Юноша дернулся — болезненная судорога, точно его ударили кулаком под ребро. Голос странный — низкий и невнятный, как будто мешает говорить распухший язык.
— Я ее убил.
Кардель сделал шаг вперед.
— И зачем, позвольте спросить? Ради всех святых — зачем? — Он хотел задать вопрос спокойно и буднично, но голос прозвучал, как с трудом сдерживаемый рык.
Тре Русур растерянно уставился на колени — похоже, этот простой вопрос застал его врасплох.
— Не знаю…
— То есть как — не знаю?
Юноша словно и не слышал. Он уставился на свои ладони, и глаза его полыхнули внезапным ужасом. Он протянул руки посетителям, точно просил подаяния.

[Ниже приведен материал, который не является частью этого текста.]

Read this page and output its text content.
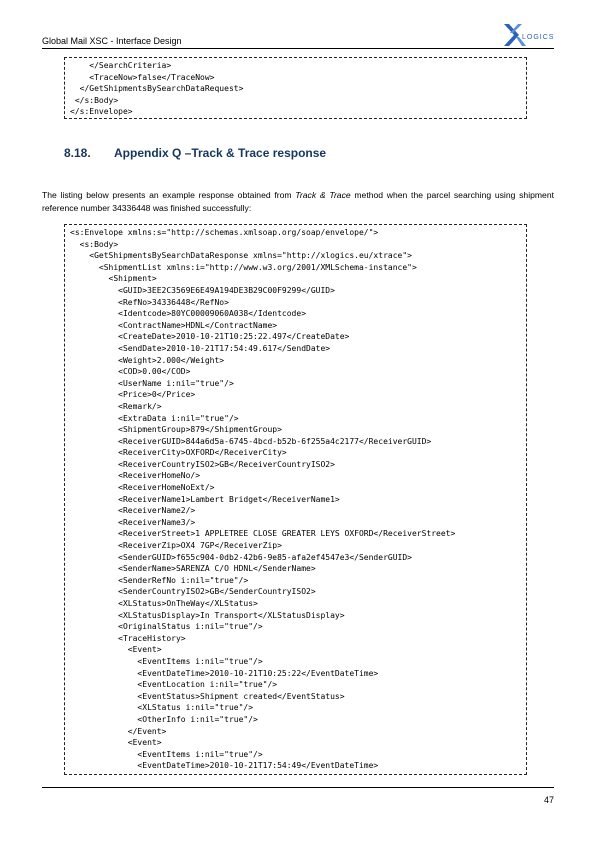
Global Mail XSC - Interface Design	LOGICS
</SearchCriteria>
<TraceNow>false</TraceNow>
</GetShipmentsBySearchDataRequest>
</s:Body>
</s:Envelope>
8.18. Appendix Q –Track & Trace response
The listing below presents an example response obtained from Track & Trace method when the parcel searching using shipment reference number 34336448 was finished successfully:
<s:Envelope xmlns:s="http://schemas.xmlsoap.org/soap/envelope/">
<s:Body>
<GetShipmentsBySearchDataResponse xmlns="http://xlogics.eu/xtrace">
<ShipmentList xmlns:i="http://www.w3.org/2001/XMLSchema-instance">
<Shipment>
<GUID>3EE2C3569E6E49A194DE3B29C00F9299</GUID>
<RefNo>34336448</RefNo>
<Identcode>80YC00009060A038</Identcode>
<ContractName>HDNL</ContractName>
<CreateDate>2010-10-21T10:25:22.497</CreateDate>
<SendDate>2010-10-21T17:54:49.617</SendDate>
<Weight>2.000</Weight>
<COD>0.00</COD>
<UserName i:nil="true"/>
<Price>0</Price>
<Remark/>
<ExtraData i:nil="true"/>
<ShipmentGroup>879</ShipmentGroup>
<ReceiverGUID>844a6d5a-6745-4bcd-b52b-6f255a4c2177</ReceiverGUID>
<ReceiverCity>OXFORD</ReceiverCity>
<ReceiverCountryISO2>GB</ReceiverCountryISO2>
<ReceiverHomeNo/>
<ReceiverHomeNoExt/>
<ReceiverName1>Lambert Bridget</ReceiverName1>
<ReceiverName2/>
<ReceiverName3/>
<ReceiverStreet>1 APPLETREE CLOSE GREATER LEYS OXFORD</ReceiverStreet>
<ReceiverZip>OX4 7GP</ReceiverZip>
<SenderGUID>f655c904-0db2-42b6-9e85-afa2ef4547e3</SenderGUID>
<SenderName>SARENZA C/O HDNL</SenderName>
<SenderRefNo i:nil="true"/>
<SenderCountryISO2>GB</SenderCountryISO2>
<XLStatus>OnTheWay</XLStatus>
<XLStatusDisplay>In Transport</XLStatusDisplay>
<OriginalStatus i:nil="true"/>
<TraceHistory>
<Event>
<EventItems i:nil="true"/>
<EventDateTime>2010-10-21T10:25:22</EventDateTime>
<EventLocation i:nil="true"/>
<EventStatus>Shipment created</EventStatus>
<XLStatus i:nil="true"/>
<OtherInfo i:nil="true"/>
</Event>
<Event>
<EventItems i:nil="true"/>
<EventDateTime>2010-10-21T17:54:49</EventDateTime>
47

— Вот, сами посмотрите… кровь…
Ладони его заметно дрожали, но на том и все. Ничего примечательного Кардель не увидел. Никакой крови. Вообще ни пятнышка.

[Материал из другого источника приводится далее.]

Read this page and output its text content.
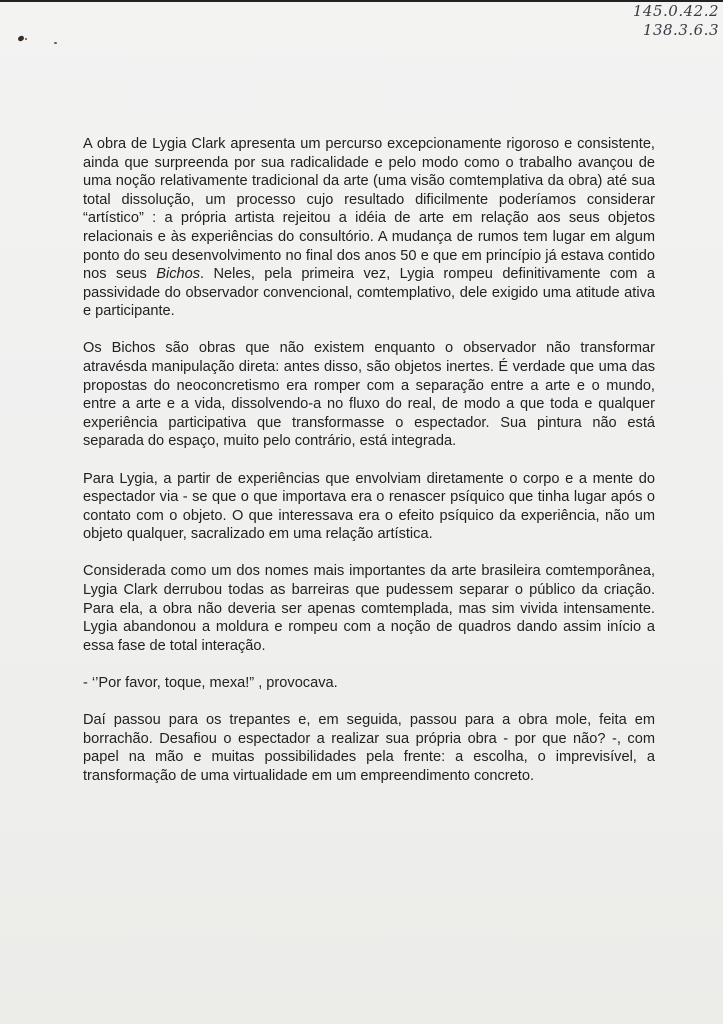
145.0.42.2
138.3.6.3

A obra de Lygia Clark apresenta um percurso excepcionamente rigoroso e consistente, ainda que surpreenda por sua radicalidade e pelo modo como o trabalho avançou de uma noção relativamente tradicional da arte (uma visão comtemplativa da obra) até sua total dissolução, um processo cujo resultado dificilmente poderíamos considerar “artístico” : a própria artista rejeitou a idéia de arte em relação aos seus objetos relacionais e às experiências do consultório. A mudança de rumos tem lugar em algum ponto do seu desenvolvimento no final dos anos 50 e que em princípio já estava contido nos seus Bichos. Neles, pela primeira vez, Lygia rompeu definitivamente com a passividade do observador convencional, comtemplativo, dele exigido uma atitude ativa e participante.

Os Bichos são obras que não existem enquanto o observador não transformar atravésda manipulação direta: antes disso, são objetos inertes. É verdade que uma das propostas do neoconcretismo era romper com a separação entre a arte e o mundo, entre a arte e a vida, dissolvendo-a no fluxo do real, de modo a que toda e qualquer experiência participativa que transformasse o espectador. Sua pintura não está separada do espaço, muito pelo contrário, está integrada.

Para Lygia, a partir de experiências que envolviam diretamente o corpo e a mente do espectador via - se que o que importava era o renascer psíquico que tinha lugar após o contato com o objeto. O que interessava era o efeito psíquico da experiência, não um objeto qualquer, sacralizado em uma relação artística.

Considerada como um dos nomes mais importantes da arte brasileira comtemporânea, Lygia Clark derrubou todas as barreiras que pudessem separar o público da criação. Para ela, a obra não deveria ser apenas comtemplada, mas sim vivida intensamente. Lygia abandonou a moldura e rompeu com a noção de quadros dando assim início a essa fase de total interação.

- ‘’Por favor, toque, mexa!” , provocava.

Daí passou para os trepantes e, em seguida, passou para a obra mole, feita em borrachão. Desafiou o espectador a realizar sua própria obra - por que não? -, com papel na mão e muitas possibilidades pela frente: a escolha, o imprevisível, a transformação de uma virtualidade em um empreendimento concreto.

Они задавали ему вопросы около часа, но выяснить мало что удалось. Иногда Эрик внезапно оживлялся и начинал говорить о чем-то, не имеющем ни малейшего отношения к предмету разговора. А иногда вообще не отвечал, точно не слышал вопроса. Время от времени он, казалось, забывал про посетителей и погружался в свои мысли, а когда возвращался из небытия, уже не помнил, кто к нему пришел и зачем. За час им пришлось заново представляться раза три. Кардель не выдержал: подошел к двери, треснул по косяку деревянным кулаком и разразился такой каденцией сквернословия, что Винге не мог отделаться от впечатления, будто вокруг напарника сгущается облако сажи — как над костром, в который плеснули воды. Высказавшись, Кардель выскочил в коридор. У Эмиля Винге терпения было побольше, но ненамного: в конце концов и ему надоело переливание из пустого в порожнее. Он вышел и увидел Карделя: тот всем телом прижался к стене. Должно быть, надеялся, что ледяная штукатурка хоть немного охладит его ярость.
Внизу они нашли ту самую служительницу, что проводила их к Эрику Тре Русур. Винге, к ее видимому удовольствию, взял женщину под руку и отвел в сторону.
— Он всегда такой?
Та кокетливо передернула плечами.
— Я-то его вижу, только когда еду приношу. Да… вроде бы всегда.
— А что ему еще дают? Я имею в виду, кроме еды и питья?
— Лекарства. Он у нас на особом счету, о нем заботятся. Когда есть настойка, ему в первую очередь.
— А что за настойка? Могу взглянуть?
Служительница доброжелательно кивнула и проводила к чулану. Открыла тяжелую дверь висевшим у нее на шее внушительным ключом. Подошла к полке и начала водить пальцем по бутылкам и колбам.
— Вот… смотрите, написано «Тре Русур». И доза, и когда давать. У нас порядок на зависть.